第1話 海に行こう
前回は、プロローグ的なものです。
ついに来た夏休み……今年もさっさと宿題終わらせてゴロゴロ堕落した生活を送ろう。
……そんなことを考えているのは、本作主人公である神谷英士である。外見はというと、前髪が目の辺りまでかかっていて根暗な印象を受けるあとは普通の男子高校生である。
どうせ、今年も隼人は彼女さんとイチャイチャして過ごすだろうし、他に一緒に遊びに行くような友達もいないしな。
隼人とは、英士の唯一の遊び友達である鈴木隼人のことだ。気さくで運動神経が良くて人望もあるイケメンである。

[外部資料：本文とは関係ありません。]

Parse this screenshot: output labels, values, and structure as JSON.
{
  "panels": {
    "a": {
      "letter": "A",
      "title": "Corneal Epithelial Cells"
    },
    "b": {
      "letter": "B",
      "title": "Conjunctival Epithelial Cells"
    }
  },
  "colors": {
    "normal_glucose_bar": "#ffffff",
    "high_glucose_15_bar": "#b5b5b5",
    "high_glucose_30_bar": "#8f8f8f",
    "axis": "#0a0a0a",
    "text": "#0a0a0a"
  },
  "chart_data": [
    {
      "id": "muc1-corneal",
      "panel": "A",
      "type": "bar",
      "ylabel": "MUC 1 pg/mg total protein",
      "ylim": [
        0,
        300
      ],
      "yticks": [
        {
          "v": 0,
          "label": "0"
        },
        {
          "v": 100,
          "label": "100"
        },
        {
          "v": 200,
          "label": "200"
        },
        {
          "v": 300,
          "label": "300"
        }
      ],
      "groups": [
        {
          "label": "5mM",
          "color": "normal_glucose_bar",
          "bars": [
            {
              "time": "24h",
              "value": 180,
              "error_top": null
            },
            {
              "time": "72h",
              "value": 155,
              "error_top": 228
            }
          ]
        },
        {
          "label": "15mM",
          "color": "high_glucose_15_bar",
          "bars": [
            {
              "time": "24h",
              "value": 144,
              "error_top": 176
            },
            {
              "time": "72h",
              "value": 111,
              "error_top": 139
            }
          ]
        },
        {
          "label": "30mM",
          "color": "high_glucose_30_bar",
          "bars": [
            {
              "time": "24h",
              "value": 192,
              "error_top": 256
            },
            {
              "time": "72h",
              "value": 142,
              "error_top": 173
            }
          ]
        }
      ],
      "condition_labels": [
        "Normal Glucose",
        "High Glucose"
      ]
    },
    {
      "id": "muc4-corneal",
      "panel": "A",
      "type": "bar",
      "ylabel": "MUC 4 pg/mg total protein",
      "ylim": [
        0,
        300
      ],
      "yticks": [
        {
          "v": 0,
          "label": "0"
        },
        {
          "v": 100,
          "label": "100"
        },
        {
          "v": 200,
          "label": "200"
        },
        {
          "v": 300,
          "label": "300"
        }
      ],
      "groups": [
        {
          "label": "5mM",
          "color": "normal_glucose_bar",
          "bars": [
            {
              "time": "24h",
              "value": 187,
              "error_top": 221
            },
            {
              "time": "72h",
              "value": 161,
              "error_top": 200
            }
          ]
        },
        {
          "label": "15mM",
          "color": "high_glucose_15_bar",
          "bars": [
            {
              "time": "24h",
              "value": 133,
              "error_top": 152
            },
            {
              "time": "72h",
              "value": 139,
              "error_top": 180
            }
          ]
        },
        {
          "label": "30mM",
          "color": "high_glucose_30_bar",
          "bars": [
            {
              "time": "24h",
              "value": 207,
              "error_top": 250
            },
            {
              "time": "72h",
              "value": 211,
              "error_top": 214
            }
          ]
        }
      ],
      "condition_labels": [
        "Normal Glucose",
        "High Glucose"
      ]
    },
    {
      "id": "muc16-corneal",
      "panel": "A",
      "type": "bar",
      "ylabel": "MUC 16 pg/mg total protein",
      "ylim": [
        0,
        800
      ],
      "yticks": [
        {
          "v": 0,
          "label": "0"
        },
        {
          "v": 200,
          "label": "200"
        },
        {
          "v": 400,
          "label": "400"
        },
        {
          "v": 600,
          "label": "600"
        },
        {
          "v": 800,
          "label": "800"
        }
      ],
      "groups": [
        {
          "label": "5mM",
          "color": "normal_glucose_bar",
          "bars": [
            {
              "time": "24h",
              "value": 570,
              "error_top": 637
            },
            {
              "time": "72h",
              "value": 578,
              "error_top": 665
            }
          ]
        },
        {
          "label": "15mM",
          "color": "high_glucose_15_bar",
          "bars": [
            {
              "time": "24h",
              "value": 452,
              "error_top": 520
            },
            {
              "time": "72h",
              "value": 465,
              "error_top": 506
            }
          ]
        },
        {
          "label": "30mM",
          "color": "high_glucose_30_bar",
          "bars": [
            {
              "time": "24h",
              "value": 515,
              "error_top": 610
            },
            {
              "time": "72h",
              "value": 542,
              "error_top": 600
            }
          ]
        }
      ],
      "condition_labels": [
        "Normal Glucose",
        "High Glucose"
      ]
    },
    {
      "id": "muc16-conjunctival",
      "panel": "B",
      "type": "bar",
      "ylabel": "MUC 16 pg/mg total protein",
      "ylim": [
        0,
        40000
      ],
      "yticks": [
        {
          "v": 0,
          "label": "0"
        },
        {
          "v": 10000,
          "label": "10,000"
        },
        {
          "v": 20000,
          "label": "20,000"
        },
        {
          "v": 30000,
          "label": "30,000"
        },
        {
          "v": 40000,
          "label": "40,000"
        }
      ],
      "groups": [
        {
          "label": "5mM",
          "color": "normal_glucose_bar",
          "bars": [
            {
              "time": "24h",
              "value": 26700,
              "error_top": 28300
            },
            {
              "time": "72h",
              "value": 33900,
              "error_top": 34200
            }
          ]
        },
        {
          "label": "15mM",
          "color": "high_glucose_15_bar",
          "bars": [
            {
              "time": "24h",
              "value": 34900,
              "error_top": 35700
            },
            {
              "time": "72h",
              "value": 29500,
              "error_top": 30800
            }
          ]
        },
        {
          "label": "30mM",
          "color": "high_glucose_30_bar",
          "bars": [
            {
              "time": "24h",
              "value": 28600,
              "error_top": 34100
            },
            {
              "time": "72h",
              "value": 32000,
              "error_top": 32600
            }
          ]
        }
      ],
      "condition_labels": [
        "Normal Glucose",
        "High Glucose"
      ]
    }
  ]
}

はぁ〜、俺も彼女とか作れたらなー、海やら山やら一緒に遊びに行けるのに……でも仲の良い女子とかいないしなー……
などと考えていると声がかかる。
「どうしたの?英士」
声がした方向を向くと、隼人がいた。
「ああ、俺も彼女が出来たらなーって思ってさ」
「英士にしては珍しいね。なんでまた?」
「夏休みに涼しい部屋でゴロゴロと過ごすのは素晴らしいが、やっぱ誰かと出かけたりしたいだろ?」
「英士がそんなこと言う日が来るなんて思わなかったよ」
「そういう日もあるんだよ」
中学一年生以来だけど。
「まぁ、そういうことならちょうどいい。英士、明後日から三日間空いてる?」
「聞かなくてもわかるだろ。俺は今から約1ヶ月、特に用事がないからな!」
「自慢げに言ってるけど、言ってて悲しくならない?それ。……話を戻すけど、明後日僕と明理で海に行こうと思っていてね。毎年、夏になると海の家を開いている親戚のおじさんとおばさんが連れて行ってくれるんだ。で、あと二人連れて行けるから誘っていいよって言ってくれたから明理と僕で一人ずつ誘おうって話になったんだ」
明理とは隼人の彼女である。美人で運動神経が良く明るい女子だ。英士の数少ない友人の一人でもある。
「それで俺を誘ったと」
「そうそう」
「なんで、誘ったんだ?恋人の他に俺とかが居たら邪魔だろう?」
「邪魔なら誘うわけないよ。やっぱり人が多い方が楽しいからね。それで来てくれる?」
とても魅力的な話だとても魅力的なのだが……
「……明理の友達っていうと、やっぱり女子だよな」
「もちろん!一番仲良くて美人な子をつれてくるって……「じゃあ俺はやめておこうかな」……えぇっ!?どうして!?」
「どうしてって……だって恋人の二人と良く知らない女子、それも全員美男美女ときた、その中には居づらいだろ?俺冴えない見た目してるし、良く知らない人ともいい感じに話せる気もしないし、なんか精神がゴリゴリと削れそうだから……」
「はぁ〜」
「……なんだよ?」
「英士。そんなことばかり言ってるから一緒に遊ぶような友達も、恋人も出来ないんだよ?本当に恋人や友達が欲しいならせっかくだから行かせてもらおうかなー、くらい言わないと!予定ないんでしょ?遠慮なんてしなくていいから来なよ、というか来い!」
「お、おう。じゃあ行かせもらおうかなー」
「いいだろう!じゃあ詳細は、帰ってから連絡するね。まったく、手間のかかる友人だなー」
そう口にしながら教室を出て行く隼人。こうして英士は明後日7月25日に海に行く事になった。
ご拝読ありがとうございます。
早速、どうストーリーを進行しようか迷走している作者です。
キャラの容姿については、ご想像にお任せします。一応こちらでも考えておきます。